Show Abstract | Download Original | Original Source | Check in Google Scholar | DOI: 10.29313/statistika.v25i2.7772

Abstract

Abstract. Traffic accidents are incidents that may result in trauma, injury, disability, or even death. One of the regencies in East Java Province experiencing an annual increase in traffic accident cases is Sidoarjo Regency. Geographically Weighted Regression (GWR) is a statistical approach that analyses the relationship between independent and dependent variables, taking into account spatial variation in each region. This study applies the GWR method to identify significant factors influencing the number of traffic accidents and to classify sub-regions within Sidoarjo Regency based on those factors. This study uses variables such as accident count, population density, vehicle types, gender ratio, and geographic coordinates to capture spatial differences across Sidoarjo's districts. The results indicate that the adaptive tricube kernel in GWR is the most suitable model, achieving a coefficient of determination (R²) of 99.96%. This performance indicates that the GWR model yields a slightly better fit than the multiple linear regression model, which obtained an R² of 99.86%. The types of vehicles, specifically trucks, cars, and motorcycles, are identified as significant variables in almost all districts.
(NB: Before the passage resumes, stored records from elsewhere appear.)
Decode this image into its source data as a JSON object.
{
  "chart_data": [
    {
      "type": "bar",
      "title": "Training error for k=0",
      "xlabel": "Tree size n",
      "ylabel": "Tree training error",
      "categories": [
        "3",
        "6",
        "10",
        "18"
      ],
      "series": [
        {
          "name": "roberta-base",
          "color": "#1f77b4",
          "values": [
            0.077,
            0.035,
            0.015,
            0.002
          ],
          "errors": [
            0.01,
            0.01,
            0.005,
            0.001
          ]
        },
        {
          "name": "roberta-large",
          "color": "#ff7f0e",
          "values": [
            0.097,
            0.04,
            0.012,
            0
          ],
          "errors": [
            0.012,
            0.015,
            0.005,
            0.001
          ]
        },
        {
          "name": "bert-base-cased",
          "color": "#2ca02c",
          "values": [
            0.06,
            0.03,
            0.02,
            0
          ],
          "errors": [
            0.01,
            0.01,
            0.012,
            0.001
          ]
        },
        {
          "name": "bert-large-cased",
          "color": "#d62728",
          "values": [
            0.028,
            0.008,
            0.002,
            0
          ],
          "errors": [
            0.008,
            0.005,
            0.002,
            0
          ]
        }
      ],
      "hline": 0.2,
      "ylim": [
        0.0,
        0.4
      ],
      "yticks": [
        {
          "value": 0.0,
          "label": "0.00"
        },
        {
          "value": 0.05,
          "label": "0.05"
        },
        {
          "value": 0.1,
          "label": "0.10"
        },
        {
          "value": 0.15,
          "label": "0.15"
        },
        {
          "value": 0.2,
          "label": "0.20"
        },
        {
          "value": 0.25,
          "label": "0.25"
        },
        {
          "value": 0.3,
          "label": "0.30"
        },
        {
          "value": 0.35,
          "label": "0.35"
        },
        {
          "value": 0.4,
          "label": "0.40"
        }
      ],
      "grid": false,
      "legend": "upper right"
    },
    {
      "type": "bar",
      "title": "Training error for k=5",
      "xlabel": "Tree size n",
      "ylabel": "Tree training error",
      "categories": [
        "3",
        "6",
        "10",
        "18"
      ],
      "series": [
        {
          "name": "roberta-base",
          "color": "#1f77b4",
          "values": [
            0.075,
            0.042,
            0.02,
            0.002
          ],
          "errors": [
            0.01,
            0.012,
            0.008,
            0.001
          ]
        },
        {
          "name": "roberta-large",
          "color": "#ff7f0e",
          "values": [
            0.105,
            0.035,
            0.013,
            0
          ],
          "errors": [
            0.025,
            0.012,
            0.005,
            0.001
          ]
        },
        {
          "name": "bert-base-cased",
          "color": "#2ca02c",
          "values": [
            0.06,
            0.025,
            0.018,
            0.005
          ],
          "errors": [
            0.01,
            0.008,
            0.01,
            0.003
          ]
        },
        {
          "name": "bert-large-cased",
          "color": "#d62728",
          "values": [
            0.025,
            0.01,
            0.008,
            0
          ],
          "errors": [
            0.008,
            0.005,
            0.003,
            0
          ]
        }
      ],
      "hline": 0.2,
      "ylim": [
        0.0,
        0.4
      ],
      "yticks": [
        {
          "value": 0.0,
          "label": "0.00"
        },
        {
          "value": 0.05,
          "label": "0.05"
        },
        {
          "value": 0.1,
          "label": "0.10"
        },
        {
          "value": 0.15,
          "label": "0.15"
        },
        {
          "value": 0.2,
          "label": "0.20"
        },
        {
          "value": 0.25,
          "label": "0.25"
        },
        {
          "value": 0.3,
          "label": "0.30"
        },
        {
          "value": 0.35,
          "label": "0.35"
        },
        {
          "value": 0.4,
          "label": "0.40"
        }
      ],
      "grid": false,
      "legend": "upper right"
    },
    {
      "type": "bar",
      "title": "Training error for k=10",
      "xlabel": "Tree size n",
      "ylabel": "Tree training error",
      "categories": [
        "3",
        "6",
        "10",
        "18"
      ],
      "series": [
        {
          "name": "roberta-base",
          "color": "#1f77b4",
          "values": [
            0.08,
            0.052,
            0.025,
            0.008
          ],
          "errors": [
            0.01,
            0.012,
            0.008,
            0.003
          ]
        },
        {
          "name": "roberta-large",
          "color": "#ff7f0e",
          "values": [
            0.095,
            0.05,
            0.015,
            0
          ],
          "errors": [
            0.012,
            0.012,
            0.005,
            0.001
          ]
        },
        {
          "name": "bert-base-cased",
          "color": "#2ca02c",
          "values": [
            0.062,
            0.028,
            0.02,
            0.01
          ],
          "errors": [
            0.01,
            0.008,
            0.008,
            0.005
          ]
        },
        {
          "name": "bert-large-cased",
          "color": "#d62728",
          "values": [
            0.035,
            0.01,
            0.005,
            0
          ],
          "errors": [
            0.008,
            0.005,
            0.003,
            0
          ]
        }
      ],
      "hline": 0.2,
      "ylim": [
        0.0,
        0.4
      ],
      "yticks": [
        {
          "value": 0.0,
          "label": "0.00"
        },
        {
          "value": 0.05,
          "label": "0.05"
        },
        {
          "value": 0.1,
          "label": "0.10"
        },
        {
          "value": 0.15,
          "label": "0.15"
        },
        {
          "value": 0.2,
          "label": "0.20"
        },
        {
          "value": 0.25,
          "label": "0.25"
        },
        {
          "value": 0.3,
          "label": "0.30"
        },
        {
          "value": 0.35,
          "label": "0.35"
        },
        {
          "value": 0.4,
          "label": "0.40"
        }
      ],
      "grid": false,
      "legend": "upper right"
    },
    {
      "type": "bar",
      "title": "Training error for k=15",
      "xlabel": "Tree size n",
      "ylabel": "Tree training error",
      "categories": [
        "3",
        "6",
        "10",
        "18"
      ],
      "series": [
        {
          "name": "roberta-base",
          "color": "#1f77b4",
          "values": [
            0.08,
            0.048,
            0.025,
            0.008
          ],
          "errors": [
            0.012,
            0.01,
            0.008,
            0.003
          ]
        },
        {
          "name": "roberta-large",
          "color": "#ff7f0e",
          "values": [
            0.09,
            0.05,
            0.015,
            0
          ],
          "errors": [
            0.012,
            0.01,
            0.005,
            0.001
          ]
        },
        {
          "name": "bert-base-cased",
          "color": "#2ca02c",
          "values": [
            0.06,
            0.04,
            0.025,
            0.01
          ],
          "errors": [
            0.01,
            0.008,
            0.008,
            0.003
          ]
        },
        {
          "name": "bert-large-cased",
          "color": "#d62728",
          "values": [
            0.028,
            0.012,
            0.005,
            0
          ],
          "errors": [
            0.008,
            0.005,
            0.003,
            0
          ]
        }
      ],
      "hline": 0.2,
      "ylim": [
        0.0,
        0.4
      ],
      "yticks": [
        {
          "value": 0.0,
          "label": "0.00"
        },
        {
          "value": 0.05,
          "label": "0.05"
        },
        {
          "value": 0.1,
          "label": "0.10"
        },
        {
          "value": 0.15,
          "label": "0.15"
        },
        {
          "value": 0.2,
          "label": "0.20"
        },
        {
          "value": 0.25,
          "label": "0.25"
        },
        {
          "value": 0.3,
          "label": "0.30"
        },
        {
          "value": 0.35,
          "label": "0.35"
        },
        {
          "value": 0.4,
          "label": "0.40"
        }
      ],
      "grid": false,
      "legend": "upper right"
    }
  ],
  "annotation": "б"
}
In Sidoarjo Regency, the districts are classified into two clusters based on the independent variables that significantly influence traffic accidents: Cluster 1, the density–vehicle accident cluster, and Cluster 2, the vehicle-only accident cluster. This classification provides a foundation for more targeted government interventions to reduce regional traffic accidents. Policy recommendations include controlling population density and improving road infrastructure in the first cluster, while focusing on vehicle safety, monitoring goods transportation, and implementing road safety campaigns in the second cluster.